There's more to gas planning than the rule of thirds. I agree that thirds is not applicable in most open water situations, unless you're in a "soft overhead" like a boat channel that you need to swim out of before ascending.
ChrisA:To compute a turn around pressure for an Open Water dive all you need is enough air to get you and a buddy to the surface and a three minute stop and a 500 PSI reserve.
Great. Where does PADI teach you how to do that?
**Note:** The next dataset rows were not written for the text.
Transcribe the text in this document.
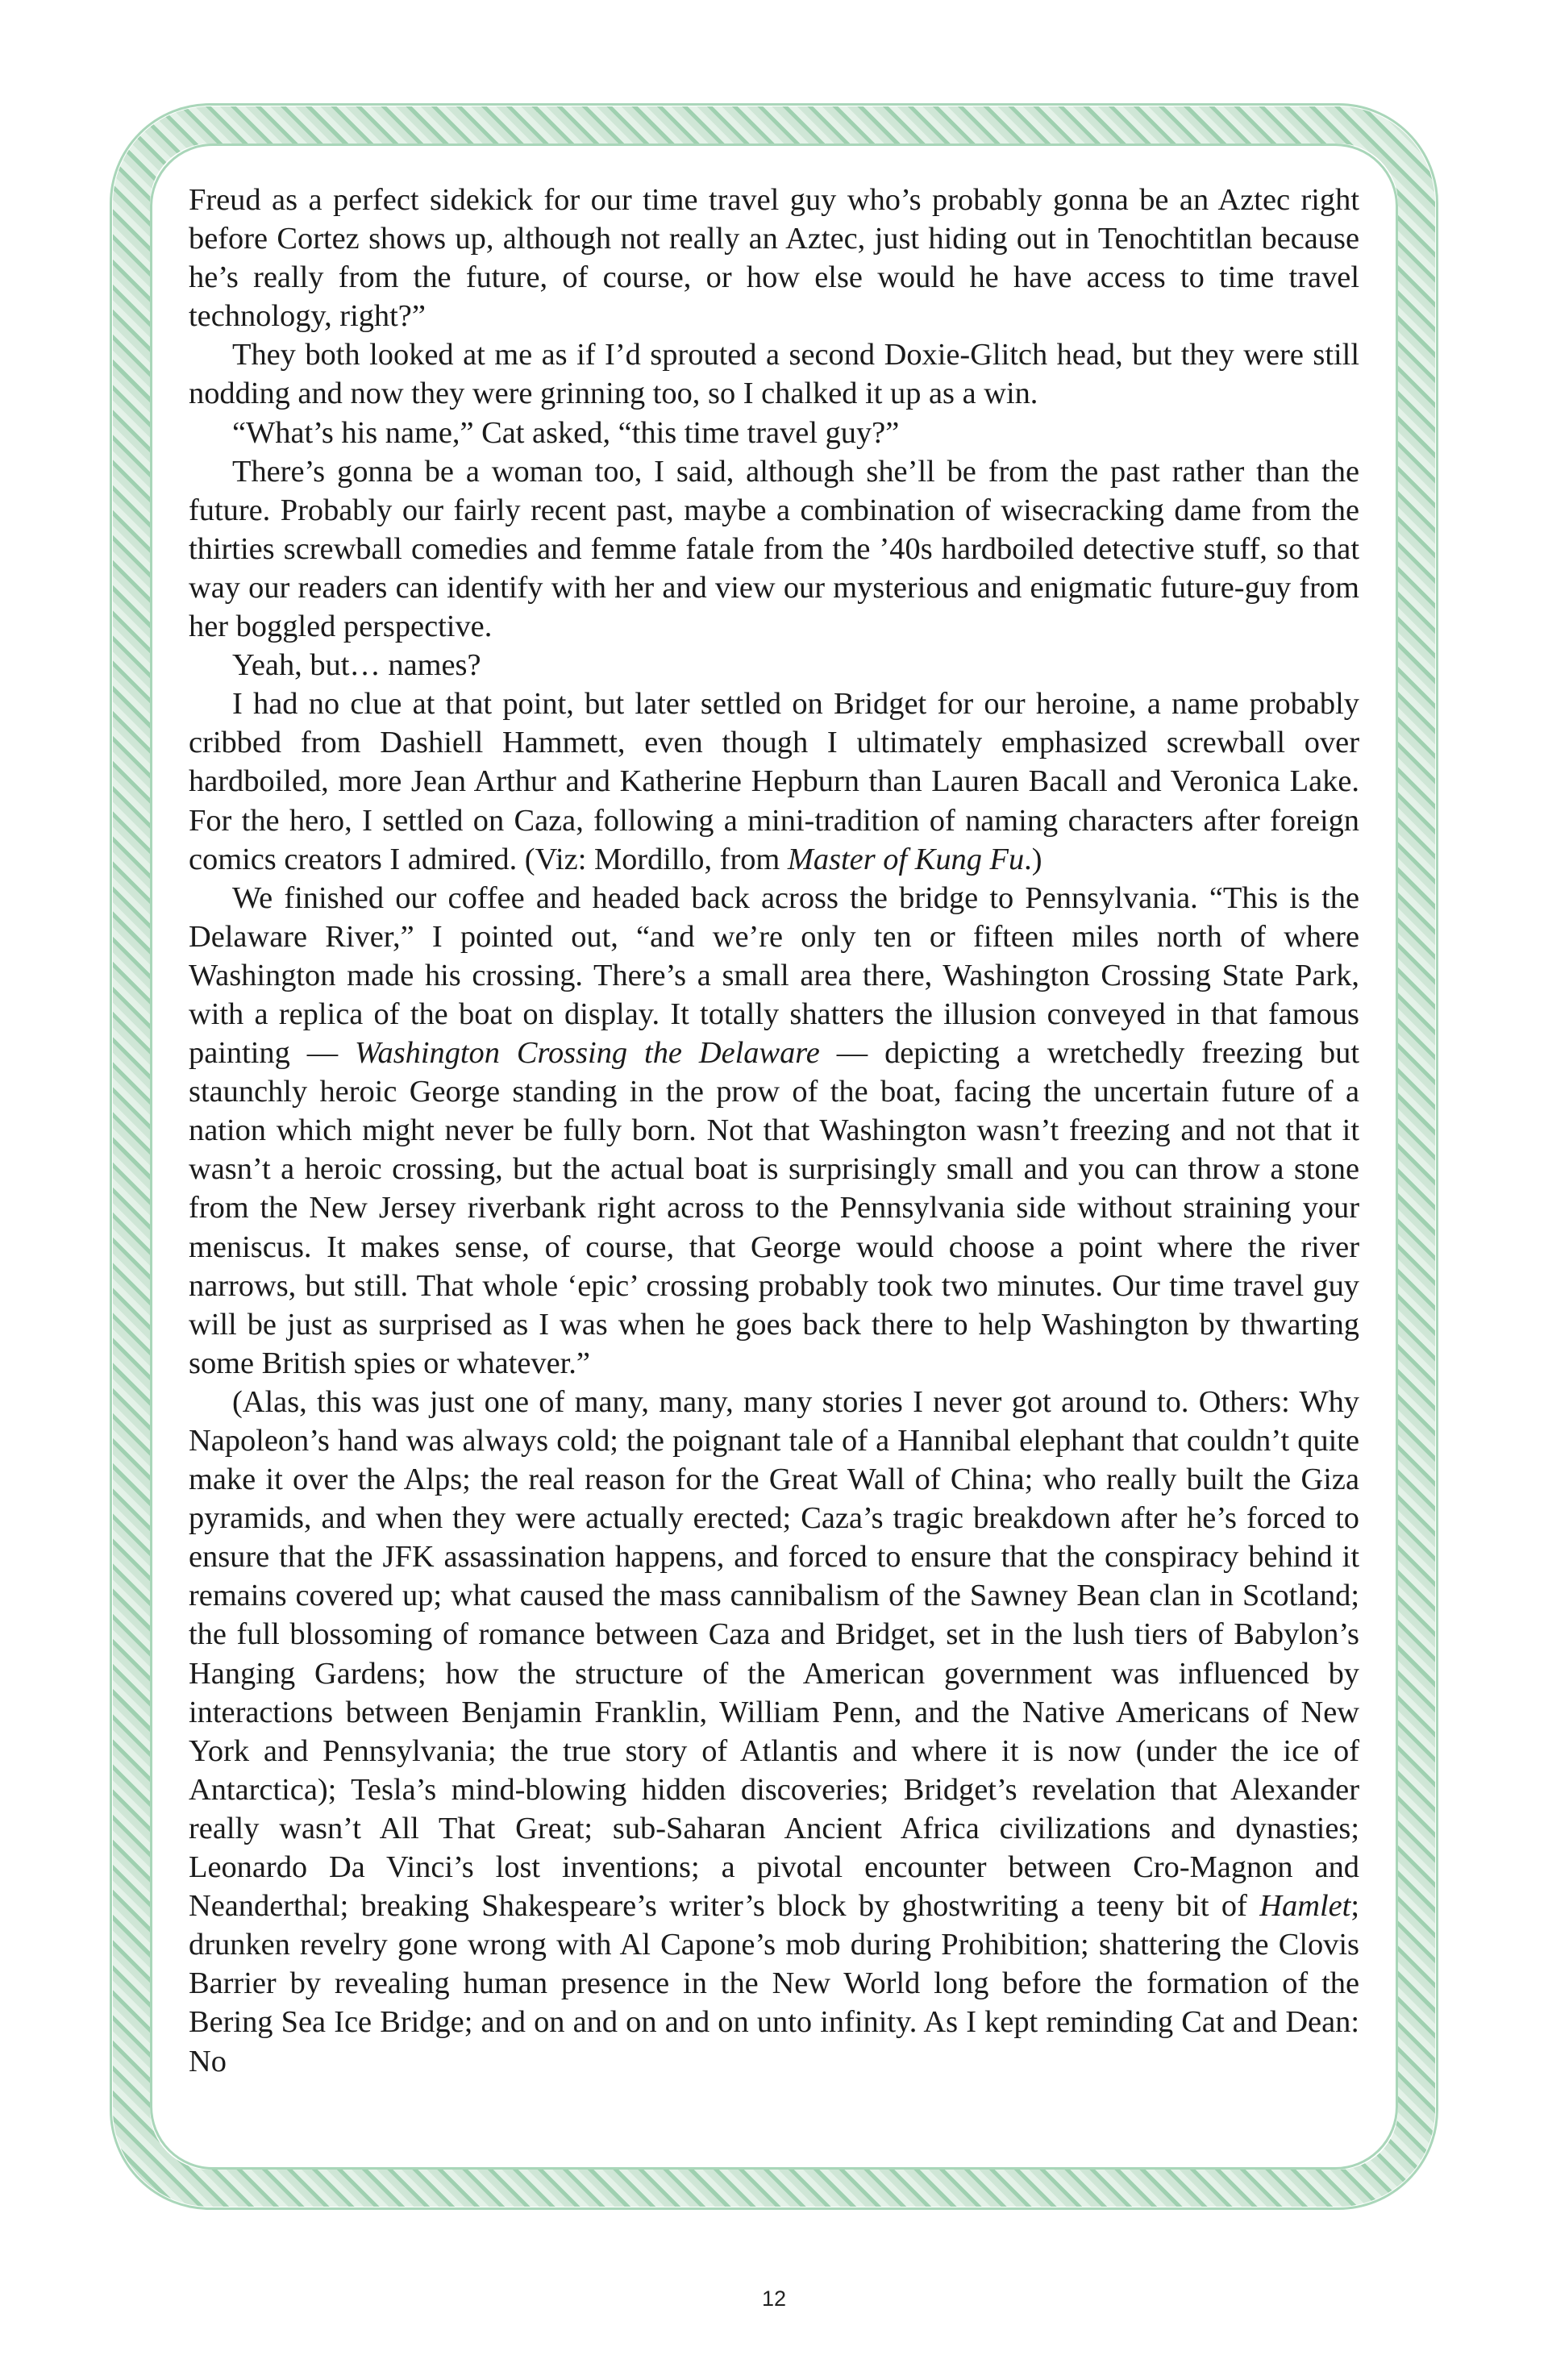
Freud as a perfect sidekick for our time travel guy who’s probably gonna be an Aztec right before Cortez shows up, although not really an Aztec, just hiding out in Tenochtitlan because he’s really from the future, of course, or how else would he have access to time travel technology, right?”

They both looked at me as if I’d sprouted a second Doxie-Glitch head, but they were still nodding and now they were grinning too, so I chalked it up as a win.

“What’s his name,” Cat asked, “this time travel guy?”

There’s gonna be a woman too, I said, although she’ll be from the past rather than the future. Probably our fairly recent past, maybe a combination of wisecracking dame from the thirties screwball comedies and femme fatale from the ’40s hardboiled detective stuff, so that way our readers can identify with her and view our mysterious and enigmatic future-guy from her boggled perspective.

Yeah, but… names?

I had no clue at that point, but later settled on Bridget for our heroine, a name probably cribbed from Dashiell Hammett, even though I ultimately emphasized screwball over hardboiled, more Jean Arthur and Katherine Hepburn than Lauren Bacall and Veronica Lake. For the hero, I settled on Caza, following a mini-tradition of naming characters after foreign comics creators I admired. (Viz: Mordillo, from Master of Kung Fu.)

We finished our coffee and headed back across the bridge to Pennsylvania. “This is the Delaware River,” I pointed out, “and we’re only ten or fifteen miles north of where Washington made his crossing. There’s a small area there, Washington Crossing State Park, with a replica of the boat on display. It totally shatters the illusion conveyed in that famous painting — Washington Crossing the Delaware — depicting a wretchedly freezing but staunchly heroic George standing in the prow of the boat, facing the uncertain future of a nation which might never be fully born. Not that Washington wasn’t freezing and not that it wasn’t a heroic crossing, but the actual boat is surprisingly small and you can throw a stone from the New Jersey riverbank right across to the Pennsylvania side without straining your meniscus. It makes sense, of course, that George would choose a point where the river narrows, but still. That whole ‘epic’ crossing probably took two minutes. Our time travel guy will be just as surprised as I was when he goes back there to help Washington by thwarting some British spies or whatever.”

(Alas, this was just one of many, many, many stories I never got around to. Others: Why Napoleon’s hand was always cold; the poignant tale of a Hannibal elephant that couldn’t quite make it over the Alps; the real reason for the Great Wall of China; who really built the Giza pyramids, and when they were actually erected; Caza’s tragic breakdown after he’s forced to ensure that the JFK assassination happens, and forced to ensure that the conspiracy behind it remains covered up; what caused the mass cannibalism of the Sawney Bean clan in Scotland; the full blossoming of romance between Caza and Bridget, set in the lush tiers of Babylon’s Hanging Gardens; how the structure of the American government was influenced by interactions between Benjamin Franklin, William Penn, and the Native Americans of New York and Pennsylvania; the true story of Atlantis and where it is now (under the ice of Antarctica); Tesla’s mind-blowing hidden discoveries; Bridget’s revelation that Alexander really wasn’t All That Great; sub-Saharan Ancient Africa civilizations and dynasties; Leonardo Da Vinci’s lost inventions; a pivotal encounter between Cro-Magnon and Neanderthal; breaking Shakespeare’s writer’s block by ghostwriting a teeny bit of Hamlet; drunken revelry gone wrong with Al Capone’s mob during Prohibition; shattering the Clovis Barrier by revealing human presence in the New World long before the formation of the Bering Sea Ice Bridge; and on and on and on unto infinity. As I kept reminding Cat and Dean: No

12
ChrisA:Assume two divers breathing off the tank at a SAC or 1.0 per diver. Your average depth durring ascent rom 130 feet will be 65 so you could have a 6 cu ft/min "burn rate". It takes five minutes to get up from 130 ft so two divers would use 30 cu ft. or a lot less gas if you do a 60 fpm asecent up to 65 feet then slow down to 30 fpm. PADI sugests having a 500PSI reseve when you get to the surface. If you change that 500 PSi to be "one third of a tank full" which for an AL80 means to return with 1000 PSI then your turnaround pressure changes.
Yes, this is the basic rock bottom calculation. I know this after reading about it here. Why is it that I needed to come to the internet to learn about a basic diving skill that every diver should know.
ChrisA:But if you accept the 500PSi reserve then using a 1500PSI turn around pressure works out.
Not always. It wouldn't from 130'. With an Al 80 it would take 2100 PSI would get you to the surface with a 300 PSI reserve, assuming spending one minute at the bottom to sort things out before beginning the ascent. This is the problem with people using arbitrary numbers without understanding where they come from and where they are and are not applicable.
Edit- that last comment wasn't a dig at you Chris, but moreso a dig at my instructor who thought it would be sufficient without being able to explain why.